Pompei ed Ercolano: cosa successe durante l’eruzione del 79 d.C.

Pompei ed Ercolano: eruzione Vesuvio

I centri abitati erano distribuiti lungo le pendici e vicino al Vesuvio, fino a pochi anni prima considerato una montagna qualunque. In effetti il vulcano era inattivo (o meglio “dormiente”) da otto secoli.
La colonna di ceneri si alzò in cielo intorno all’una del pomeriggio dopo un potente boato: doveva essere alta quasi 26 chilometri e quando collassò si abbatté sul territorio circostante alla velocità di oltre 100 chilometri orari, seppellendo tutto.

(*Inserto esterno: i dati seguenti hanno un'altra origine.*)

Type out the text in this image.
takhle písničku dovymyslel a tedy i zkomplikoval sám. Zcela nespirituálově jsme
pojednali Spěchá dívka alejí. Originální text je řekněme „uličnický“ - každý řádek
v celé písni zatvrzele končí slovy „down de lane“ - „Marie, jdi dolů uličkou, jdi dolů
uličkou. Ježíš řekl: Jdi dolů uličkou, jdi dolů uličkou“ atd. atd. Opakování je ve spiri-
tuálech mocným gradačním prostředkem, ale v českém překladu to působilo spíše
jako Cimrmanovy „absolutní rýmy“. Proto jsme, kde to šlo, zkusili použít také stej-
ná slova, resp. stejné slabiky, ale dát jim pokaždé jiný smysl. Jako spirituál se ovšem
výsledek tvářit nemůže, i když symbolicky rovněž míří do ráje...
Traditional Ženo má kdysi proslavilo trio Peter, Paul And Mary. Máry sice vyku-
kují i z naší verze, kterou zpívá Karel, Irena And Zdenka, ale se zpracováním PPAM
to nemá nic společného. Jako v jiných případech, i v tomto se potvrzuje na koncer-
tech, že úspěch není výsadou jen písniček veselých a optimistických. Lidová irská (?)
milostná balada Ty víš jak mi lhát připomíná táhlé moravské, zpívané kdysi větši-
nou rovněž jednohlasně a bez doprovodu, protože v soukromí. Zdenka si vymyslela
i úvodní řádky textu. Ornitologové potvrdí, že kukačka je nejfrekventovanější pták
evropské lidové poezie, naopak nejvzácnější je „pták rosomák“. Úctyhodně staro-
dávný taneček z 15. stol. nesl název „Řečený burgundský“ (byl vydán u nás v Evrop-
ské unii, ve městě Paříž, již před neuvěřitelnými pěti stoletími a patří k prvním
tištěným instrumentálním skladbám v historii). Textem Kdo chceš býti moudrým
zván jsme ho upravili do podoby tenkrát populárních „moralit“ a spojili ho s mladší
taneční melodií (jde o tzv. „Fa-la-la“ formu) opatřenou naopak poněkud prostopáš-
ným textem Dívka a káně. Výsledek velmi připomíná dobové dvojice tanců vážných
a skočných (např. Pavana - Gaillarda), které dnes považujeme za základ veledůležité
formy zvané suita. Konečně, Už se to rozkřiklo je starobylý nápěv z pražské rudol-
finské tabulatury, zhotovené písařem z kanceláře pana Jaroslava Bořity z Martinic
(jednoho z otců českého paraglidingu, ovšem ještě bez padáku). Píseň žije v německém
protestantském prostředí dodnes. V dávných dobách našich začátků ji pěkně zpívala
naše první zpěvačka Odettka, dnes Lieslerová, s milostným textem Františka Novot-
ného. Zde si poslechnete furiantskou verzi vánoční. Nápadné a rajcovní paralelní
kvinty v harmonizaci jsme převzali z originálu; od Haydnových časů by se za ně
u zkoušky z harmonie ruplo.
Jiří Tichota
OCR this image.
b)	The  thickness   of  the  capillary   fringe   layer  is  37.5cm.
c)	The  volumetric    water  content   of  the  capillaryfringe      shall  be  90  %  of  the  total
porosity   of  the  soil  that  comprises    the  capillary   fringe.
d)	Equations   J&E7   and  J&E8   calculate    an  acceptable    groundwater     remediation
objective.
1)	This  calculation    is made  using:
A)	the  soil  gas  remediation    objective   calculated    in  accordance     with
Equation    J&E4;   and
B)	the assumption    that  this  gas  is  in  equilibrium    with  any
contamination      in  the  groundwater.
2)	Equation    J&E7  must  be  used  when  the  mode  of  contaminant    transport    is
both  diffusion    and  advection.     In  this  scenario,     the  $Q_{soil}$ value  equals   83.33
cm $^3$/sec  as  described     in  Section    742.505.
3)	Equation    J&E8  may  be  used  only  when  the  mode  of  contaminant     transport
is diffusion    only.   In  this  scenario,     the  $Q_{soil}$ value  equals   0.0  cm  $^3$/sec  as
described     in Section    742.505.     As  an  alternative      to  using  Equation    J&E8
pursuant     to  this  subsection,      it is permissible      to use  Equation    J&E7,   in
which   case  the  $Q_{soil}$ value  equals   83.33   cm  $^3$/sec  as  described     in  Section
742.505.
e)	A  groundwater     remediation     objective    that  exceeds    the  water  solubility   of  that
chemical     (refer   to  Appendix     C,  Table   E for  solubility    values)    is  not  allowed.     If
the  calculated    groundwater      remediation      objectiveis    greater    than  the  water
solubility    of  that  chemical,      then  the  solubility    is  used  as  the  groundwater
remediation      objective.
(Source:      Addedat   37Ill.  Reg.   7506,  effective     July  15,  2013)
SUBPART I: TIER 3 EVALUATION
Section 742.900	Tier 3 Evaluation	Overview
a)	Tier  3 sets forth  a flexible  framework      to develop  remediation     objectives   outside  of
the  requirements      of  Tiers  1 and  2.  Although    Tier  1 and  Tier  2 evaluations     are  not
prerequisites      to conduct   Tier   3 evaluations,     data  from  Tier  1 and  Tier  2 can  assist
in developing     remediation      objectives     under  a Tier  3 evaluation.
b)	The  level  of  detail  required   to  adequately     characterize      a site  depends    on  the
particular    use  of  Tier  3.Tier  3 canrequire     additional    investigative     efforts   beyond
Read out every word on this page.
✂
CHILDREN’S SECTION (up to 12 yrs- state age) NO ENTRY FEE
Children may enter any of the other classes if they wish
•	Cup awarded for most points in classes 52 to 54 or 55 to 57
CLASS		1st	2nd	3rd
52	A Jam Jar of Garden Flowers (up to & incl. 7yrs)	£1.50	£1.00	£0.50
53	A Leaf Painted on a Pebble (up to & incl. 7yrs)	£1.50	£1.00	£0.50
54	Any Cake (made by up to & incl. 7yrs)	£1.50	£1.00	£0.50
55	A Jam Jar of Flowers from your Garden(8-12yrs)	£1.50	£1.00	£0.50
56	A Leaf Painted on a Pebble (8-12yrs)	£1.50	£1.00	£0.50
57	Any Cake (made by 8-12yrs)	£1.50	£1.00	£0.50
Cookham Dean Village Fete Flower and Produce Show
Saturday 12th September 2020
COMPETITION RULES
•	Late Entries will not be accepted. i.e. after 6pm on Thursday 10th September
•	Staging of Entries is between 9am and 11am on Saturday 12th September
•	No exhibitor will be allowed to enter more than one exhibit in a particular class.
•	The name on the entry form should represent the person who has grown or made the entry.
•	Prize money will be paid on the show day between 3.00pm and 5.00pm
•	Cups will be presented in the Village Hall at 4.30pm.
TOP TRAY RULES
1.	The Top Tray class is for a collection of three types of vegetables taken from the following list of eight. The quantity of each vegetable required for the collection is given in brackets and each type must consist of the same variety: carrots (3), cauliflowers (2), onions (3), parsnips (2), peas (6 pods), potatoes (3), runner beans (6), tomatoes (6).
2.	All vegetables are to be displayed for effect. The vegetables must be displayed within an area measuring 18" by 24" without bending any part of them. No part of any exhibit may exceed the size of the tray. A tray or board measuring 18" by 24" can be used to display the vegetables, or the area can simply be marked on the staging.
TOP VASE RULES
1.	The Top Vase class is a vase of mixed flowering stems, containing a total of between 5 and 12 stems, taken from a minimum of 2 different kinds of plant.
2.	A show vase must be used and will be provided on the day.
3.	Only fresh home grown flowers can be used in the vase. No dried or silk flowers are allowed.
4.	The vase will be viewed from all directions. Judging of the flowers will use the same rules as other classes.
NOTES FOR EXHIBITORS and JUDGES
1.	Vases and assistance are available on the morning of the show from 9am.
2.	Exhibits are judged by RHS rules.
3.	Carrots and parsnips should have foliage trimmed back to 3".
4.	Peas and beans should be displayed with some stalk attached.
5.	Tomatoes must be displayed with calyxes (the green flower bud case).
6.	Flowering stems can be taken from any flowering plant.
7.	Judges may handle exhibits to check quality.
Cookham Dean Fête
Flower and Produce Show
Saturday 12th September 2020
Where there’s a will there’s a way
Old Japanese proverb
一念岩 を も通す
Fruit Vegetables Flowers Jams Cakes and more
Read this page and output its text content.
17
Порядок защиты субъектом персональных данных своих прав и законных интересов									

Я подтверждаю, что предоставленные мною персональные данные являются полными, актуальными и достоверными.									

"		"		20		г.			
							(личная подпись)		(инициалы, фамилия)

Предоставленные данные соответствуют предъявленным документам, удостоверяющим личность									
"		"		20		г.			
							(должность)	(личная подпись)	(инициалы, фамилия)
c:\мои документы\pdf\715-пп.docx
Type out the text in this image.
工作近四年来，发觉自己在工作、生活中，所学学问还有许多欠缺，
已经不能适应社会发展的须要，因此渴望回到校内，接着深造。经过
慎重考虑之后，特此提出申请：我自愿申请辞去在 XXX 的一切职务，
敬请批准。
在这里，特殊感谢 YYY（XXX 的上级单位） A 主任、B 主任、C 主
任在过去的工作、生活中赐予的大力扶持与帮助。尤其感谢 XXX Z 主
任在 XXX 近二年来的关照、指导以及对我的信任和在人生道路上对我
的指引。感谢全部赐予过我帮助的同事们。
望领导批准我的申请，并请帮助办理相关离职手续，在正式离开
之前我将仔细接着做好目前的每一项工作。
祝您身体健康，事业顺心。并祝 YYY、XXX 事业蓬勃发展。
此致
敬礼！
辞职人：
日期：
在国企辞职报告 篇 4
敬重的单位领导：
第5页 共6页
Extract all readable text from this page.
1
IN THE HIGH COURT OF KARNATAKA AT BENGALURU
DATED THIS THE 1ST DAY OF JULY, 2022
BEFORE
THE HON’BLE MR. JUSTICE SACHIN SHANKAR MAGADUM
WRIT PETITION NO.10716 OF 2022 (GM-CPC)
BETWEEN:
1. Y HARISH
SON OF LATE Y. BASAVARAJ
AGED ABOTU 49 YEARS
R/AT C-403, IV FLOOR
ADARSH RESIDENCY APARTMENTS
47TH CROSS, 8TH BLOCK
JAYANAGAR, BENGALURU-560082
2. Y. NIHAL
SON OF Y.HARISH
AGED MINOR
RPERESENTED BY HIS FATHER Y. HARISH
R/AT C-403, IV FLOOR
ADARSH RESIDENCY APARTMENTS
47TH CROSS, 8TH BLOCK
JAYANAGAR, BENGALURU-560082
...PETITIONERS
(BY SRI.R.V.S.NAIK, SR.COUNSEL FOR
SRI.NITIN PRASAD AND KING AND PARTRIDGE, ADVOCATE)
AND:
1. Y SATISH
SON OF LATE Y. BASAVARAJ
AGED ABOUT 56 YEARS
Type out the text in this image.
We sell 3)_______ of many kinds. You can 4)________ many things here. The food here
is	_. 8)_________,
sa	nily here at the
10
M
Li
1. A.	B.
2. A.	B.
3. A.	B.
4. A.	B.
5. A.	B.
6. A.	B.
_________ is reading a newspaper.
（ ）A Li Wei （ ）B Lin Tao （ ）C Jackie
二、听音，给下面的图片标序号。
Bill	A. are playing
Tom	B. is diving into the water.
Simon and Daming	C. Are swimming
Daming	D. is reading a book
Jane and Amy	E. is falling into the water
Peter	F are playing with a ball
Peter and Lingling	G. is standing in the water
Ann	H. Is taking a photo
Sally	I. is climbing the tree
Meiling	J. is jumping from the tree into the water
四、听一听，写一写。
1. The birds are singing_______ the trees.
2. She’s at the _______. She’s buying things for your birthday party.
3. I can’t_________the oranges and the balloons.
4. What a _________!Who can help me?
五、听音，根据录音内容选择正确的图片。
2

Le vittime dell’eruzione morirono carbonizzate, esposte a temperature di 300 °C (a Ercolano si arrivò anche a 600 °C). A Pompei ed Ercolano vivevano circa 16-20.000 persone: nelle ceneri pietrificate sono stati rinvenuti i resti di circa 1.500 persone, ma il numero totale delle vittime è ignoto.